In an emotional telephone interview in September 2005 with CNBC’s Donny Deutsch, Perez acknowledged computer manufacturer Michael Dell’s pivotal part in getting aid to the shelters and challenged other executives to step up to the plate.
Cable TV’s A & E; Network featured Perez as one of 10 people who had the greatest impact on American lives in 2005.
Help Is Still Needed
On the first anniversary of the hurricane, he’s not resting on his laurels.
Among his latest plans is deploying to the Gulf Coast 10 rescue vehicles equipped with generators, reverse osmosis water machines, and food and medical supplies. He has also commissioned a documentary film about the Katrina relief effort, “Power of One,” being produced by the Louisiana Film Center in Baton Rouge.
After revisiting the Gulf Coast in May, Perez concluded that the situation in the region was actually worse than three weeks after the storm. “Nothing is being done, and people are still without power, water and basic health and human services,” he said.
He believes that better government accountability and oversight are needed to make the region more prepared for another disaster.
“They need fair, honest leadership from a federal level,” he said. “The moneys, contracts and awards given to the larger private entities to rebuild are nowhere to be found. Nothing is happening, and all the billions of dollars in aid have vanished. Who has it?”

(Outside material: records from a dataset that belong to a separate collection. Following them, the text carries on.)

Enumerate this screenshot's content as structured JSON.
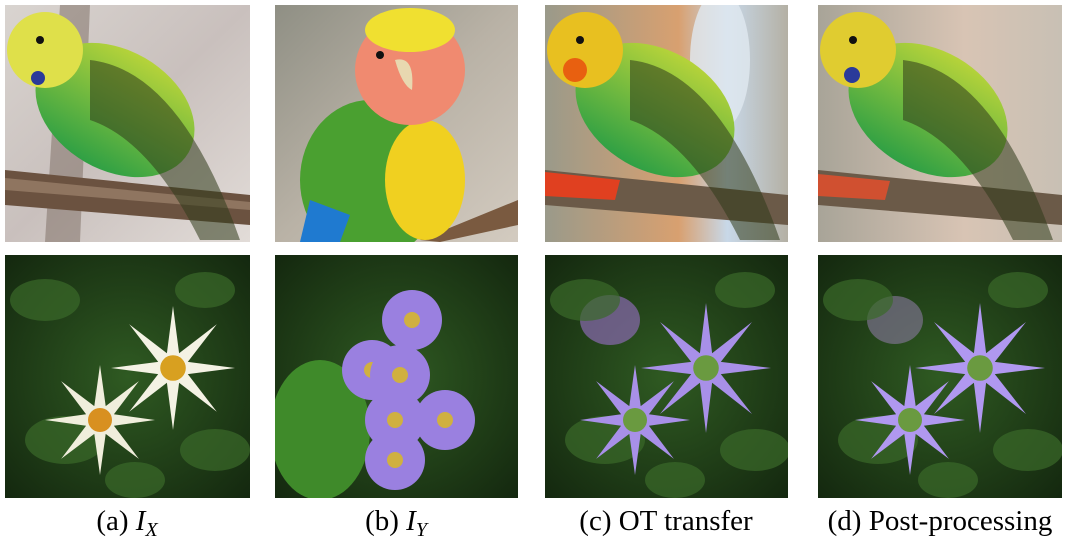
{
  "captions": [
    {
      "label": "(a)",
      "symbol": "I",
      "subscript": "X"
    },
    {
      "label": "(b)",
      "symbol": "I",
      "subscript": "Y"
    },
    {
      "label": "(c)",
      "text": "OT transfer"
    },
    {
      "label": "(d)",
      "text": "Post-processing"
    }
  ]
}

According to Perez, the city of San Diego is handling the evacuees it welcomed last year quite well. “Our people (citizens and faith-based charities and churches) and public systems are really working. And thanks to organizations like Jewish Family Services, people are treated like real human beings.”
Although patience isn’t his strong suit, Perez believes that something more than frustration with government response drove him to act during the aftermath of Katrina. He attributes his faith as the underlying motivation.

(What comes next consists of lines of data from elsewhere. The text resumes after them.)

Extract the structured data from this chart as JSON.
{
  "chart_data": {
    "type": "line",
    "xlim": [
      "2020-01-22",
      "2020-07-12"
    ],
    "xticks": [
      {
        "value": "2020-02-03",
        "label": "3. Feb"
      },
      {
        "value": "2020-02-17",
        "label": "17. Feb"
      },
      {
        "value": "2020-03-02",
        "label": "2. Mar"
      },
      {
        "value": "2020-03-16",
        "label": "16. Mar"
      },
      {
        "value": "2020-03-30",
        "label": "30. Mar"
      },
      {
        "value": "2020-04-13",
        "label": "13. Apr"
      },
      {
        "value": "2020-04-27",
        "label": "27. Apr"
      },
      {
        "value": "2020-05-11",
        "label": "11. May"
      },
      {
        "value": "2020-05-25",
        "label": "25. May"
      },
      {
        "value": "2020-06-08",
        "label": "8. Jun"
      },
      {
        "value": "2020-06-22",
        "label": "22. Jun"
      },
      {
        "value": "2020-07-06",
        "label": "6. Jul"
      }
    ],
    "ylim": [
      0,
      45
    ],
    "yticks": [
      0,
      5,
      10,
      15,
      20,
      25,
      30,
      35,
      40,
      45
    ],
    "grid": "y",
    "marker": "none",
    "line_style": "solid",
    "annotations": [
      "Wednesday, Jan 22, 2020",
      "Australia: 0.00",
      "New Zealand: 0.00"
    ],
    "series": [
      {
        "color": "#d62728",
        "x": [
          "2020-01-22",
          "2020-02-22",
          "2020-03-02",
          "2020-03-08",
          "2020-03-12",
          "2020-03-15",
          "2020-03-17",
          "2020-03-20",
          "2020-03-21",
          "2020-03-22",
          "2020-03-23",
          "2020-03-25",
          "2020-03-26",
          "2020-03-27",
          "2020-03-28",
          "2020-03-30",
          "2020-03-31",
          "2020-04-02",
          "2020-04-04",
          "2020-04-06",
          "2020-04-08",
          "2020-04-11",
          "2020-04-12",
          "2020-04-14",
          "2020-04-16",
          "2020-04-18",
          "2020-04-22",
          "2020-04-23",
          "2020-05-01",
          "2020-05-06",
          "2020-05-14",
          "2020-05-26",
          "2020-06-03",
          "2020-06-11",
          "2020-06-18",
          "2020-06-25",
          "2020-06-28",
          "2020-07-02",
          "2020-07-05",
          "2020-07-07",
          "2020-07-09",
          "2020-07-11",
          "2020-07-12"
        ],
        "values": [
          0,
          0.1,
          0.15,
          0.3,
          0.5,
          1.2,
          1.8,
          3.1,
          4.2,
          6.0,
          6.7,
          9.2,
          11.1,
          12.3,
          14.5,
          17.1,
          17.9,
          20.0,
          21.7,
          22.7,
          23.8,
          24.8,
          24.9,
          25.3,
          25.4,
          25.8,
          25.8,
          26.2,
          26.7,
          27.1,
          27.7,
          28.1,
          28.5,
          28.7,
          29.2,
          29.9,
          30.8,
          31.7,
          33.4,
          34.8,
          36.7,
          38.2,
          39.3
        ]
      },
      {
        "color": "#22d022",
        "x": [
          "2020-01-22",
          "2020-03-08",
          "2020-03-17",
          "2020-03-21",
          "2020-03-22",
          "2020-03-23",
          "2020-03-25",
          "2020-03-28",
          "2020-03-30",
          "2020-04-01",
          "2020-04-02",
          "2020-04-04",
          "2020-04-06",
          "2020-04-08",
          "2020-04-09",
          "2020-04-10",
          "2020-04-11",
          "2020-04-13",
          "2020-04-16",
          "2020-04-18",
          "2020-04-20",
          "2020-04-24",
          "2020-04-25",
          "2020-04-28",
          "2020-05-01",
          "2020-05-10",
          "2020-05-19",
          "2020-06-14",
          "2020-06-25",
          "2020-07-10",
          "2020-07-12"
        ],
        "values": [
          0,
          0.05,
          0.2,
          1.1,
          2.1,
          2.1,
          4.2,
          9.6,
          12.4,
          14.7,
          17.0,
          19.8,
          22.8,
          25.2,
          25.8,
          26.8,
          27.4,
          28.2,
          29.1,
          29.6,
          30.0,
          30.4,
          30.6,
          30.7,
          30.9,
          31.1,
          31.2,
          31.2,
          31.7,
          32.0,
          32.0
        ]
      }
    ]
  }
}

“My faith and belief in the good and kind people of this great country are what made me rise to the occasion; the more blessings that were bestowed on me, the more I did and continue to do,” he said. “Continuity in everything I set out to do is important, unlike our government, which has forgotten all the people who were devastated by the storms and lost everything. Our government needs compassion and not bureaucracy.”
Now that the new hurricane season has arrived, does Perez think that the Federal Emergency Management Agency, or FEMA, and state and local governments are better prepared for another disaster in New Orleans or other Gulf Coast areas?
“Absolutely not. It is still the biggest tragedy in town. They have had almost a year and the conditions there are unacceptable , this is still a major disappointment.”
Bobby Duncan is a freelance writer and business journalist based in Austin, Texas.